I've got the competitor in the cheap controllers: the CTR-301P.  So far no misfires or failure to fire, seems good build quality, allows optical or radio control of the flash.

I've just used it "normally" though, I haven't tested maximum distance etc. yet.


----------



## CxThree

I've used the CTR-301P quite a bit and found it to be very solid.  I've used them in studio and out on location.  Well worth the money for sure.  No misfires yet.


----------



## photobazz

I have to say that I have been using the Cactus V4 triggers professionally for quite sometime and for the price you can't fault them. I agree with previous posts that if you are earning a great deal of money from your photography for shear reliabilty & durabilty you should invest in pocketwizards.

Saying that I was very surprised with the quality of the V4's and they haven't let me down yet. So all in all they are a sound investment (for the price).
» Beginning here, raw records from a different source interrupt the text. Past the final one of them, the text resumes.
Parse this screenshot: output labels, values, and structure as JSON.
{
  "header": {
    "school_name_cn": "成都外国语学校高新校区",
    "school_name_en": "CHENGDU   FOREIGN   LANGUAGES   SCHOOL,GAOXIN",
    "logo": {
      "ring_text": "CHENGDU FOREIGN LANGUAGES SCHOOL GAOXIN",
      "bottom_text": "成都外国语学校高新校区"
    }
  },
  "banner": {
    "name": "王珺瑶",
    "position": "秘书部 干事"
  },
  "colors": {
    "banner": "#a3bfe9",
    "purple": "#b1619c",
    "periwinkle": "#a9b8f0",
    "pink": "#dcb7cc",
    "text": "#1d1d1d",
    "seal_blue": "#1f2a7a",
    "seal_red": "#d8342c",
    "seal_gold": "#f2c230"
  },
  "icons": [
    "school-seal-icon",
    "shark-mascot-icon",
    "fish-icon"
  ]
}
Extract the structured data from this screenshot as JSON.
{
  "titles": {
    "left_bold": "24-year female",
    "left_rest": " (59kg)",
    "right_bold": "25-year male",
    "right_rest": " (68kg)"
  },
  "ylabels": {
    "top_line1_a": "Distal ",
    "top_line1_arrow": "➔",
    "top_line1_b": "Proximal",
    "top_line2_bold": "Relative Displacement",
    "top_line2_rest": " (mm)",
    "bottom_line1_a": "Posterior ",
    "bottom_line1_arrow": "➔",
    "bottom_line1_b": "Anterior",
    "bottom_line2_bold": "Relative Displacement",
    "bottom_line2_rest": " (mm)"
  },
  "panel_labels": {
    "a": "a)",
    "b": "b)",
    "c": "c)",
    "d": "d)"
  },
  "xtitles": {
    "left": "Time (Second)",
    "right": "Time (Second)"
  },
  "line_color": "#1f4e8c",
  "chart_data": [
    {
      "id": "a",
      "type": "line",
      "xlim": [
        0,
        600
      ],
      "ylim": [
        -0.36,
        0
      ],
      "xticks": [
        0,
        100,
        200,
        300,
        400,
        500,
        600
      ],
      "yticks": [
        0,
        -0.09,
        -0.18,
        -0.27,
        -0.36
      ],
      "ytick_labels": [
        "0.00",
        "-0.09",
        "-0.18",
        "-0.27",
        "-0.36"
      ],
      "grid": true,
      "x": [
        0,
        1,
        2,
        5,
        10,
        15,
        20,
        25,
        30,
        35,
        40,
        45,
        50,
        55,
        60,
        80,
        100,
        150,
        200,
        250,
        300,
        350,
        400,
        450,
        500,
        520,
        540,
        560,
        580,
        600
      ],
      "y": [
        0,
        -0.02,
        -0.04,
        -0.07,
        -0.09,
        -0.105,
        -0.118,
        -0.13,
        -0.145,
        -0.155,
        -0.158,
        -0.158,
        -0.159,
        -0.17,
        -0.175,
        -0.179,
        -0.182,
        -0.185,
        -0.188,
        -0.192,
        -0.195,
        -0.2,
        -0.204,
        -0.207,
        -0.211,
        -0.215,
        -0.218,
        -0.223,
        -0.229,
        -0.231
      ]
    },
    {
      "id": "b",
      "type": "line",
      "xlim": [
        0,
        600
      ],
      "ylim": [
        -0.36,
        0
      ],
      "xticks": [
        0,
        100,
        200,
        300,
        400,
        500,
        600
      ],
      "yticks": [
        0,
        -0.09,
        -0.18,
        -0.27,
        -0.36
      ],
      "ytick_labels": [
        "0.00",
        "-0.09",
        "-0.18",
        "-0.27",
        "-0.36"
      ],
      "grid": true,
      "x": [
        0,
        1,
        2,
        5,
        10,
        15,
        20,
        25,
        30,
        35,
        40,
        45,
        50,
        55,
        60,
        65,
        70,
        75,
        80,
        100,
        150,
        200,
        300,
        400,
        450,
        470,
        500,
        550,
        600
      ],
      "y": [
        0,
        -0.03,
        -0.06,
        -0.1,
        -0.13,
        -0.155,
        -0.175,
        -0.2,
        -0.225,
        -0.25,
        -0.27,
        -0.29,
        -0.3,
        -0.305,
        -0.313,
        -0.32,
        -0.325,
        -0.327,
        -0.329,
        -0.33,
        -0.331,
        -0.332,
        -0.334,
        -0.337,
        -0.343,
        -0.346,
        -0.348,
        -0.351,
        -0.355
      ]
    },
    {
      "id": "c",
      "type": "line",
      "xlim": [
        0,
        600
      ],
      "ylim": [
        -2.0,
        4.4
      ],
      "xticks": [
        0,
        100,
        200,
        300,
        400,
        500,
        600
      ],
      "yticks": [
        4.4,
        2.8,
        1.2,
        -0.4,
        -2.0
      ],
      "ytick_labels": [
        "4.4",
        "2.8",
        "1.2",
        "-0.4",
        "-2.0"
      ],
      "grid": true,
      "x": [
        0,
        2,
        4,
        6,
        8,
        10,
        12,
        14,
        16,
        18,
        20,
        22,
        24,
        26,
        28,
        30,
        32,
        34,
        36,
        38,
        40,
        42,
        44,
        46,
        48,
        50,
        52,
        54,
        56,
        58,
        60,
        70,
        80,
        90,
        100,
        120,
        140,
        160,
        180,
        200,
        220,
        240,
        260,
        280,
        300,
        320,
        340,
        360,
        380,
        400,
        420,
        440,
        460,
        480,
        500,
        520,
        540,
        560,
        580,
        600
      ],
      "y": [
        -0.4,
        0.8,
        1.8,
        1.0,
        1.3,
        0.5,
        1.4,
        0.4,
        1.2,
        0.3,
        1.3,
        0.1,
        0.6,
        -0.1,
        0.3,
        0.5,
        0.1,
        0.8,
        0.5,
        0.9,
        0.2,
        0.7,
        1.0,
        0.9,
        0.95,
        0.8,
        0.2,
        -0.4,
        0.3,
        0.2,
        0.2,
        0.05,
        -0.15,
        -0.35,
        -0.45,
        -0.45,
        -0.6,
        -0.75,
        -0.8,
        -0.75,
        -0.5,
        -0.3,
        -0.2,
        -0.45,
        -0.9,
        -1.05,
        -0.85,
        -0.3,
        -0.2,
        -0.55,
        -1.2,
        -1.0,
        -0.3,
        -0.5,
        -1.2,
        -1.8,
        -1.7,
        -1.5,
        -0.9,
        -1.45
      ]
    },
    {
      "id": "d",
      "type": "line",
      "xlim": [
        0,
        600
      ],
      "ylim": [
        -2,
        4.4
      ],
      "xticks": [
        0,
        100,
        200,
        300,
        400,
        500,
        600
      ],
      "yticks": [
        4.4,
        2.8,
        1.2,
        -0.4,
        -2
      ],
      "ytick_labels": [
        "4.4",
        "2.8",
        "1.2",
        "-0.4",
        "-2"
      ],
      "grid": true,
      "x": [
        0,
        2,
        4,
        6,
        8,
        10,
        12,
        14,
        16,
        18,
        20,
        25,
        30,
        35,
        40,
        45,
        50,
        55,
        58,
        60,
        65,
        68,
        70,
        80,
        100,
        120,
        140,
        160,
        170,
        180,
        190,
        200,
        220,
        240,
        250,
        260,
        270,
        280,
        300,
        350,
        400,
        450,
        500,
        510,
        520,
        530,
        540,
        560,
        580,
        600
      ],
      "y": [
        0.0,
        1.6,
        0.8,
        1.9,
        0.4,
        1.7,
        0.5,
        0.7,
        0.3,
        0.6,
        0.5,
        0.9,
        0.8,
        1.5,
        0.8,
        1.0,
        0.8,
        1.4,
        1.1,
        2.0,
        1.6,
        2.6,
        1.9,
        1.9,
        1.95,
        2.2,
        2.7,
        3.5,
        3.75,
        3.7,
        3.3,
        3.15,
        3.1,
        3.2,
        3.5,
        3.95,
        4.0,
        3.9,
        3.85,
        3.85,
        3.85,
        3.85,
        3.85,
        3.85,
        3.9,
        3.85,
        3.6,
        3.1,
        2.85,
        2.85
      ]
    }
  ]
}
FYI: I found it quite hard to get hold of these in the UK but found this online store that sell them...

Camera Accesories and triggers

Barrie Gordon
Wedding Photographer Watford


----------



## davidw

I've been using 4 Cactus 4s. Found them very reliable and they are good value for money. However, the internal battery connections are fragile. If you drop a receiver with batteries fitted, the weight of the batteries can bend the contacts and make the thing unusable.  I've now got one broken one having snapped a contact trying to bend it back. So, electrical design seems good, but mechanical design seems poor.

Recommended, just remove batteries during transport and setup.


----------



## benhasajeep

I did a short review on the V4's a while ago. With fresh batteries and clear line of site outdoors they were reliable (20 for 20) at 225' (measured). Approaching 250' and longer misfires started to show. They would fire at 300' but 1 of 2 flashes were intermittent. Antanna position is important. It does matter if its up or down and if anything is in front of it. I even notice a performance change if you turn the camera say 90 to the left. So, the addition of the antenna and position does make a difference.

I now have 2 transmitters and 12 recievers. Not one has failed or broken. They get used probably 3-4 times a month so they are not getting a daily beating. Still happy with them after about 9 months (first 6). Ordered another 6 was so satisfied with them.


----------



## eric-holmes

Just bringing up an old topic. Everyone still loving their V4's? Is there a sync that does iTTL for Nikon?


----------



## table1349

radiopopper - home


----------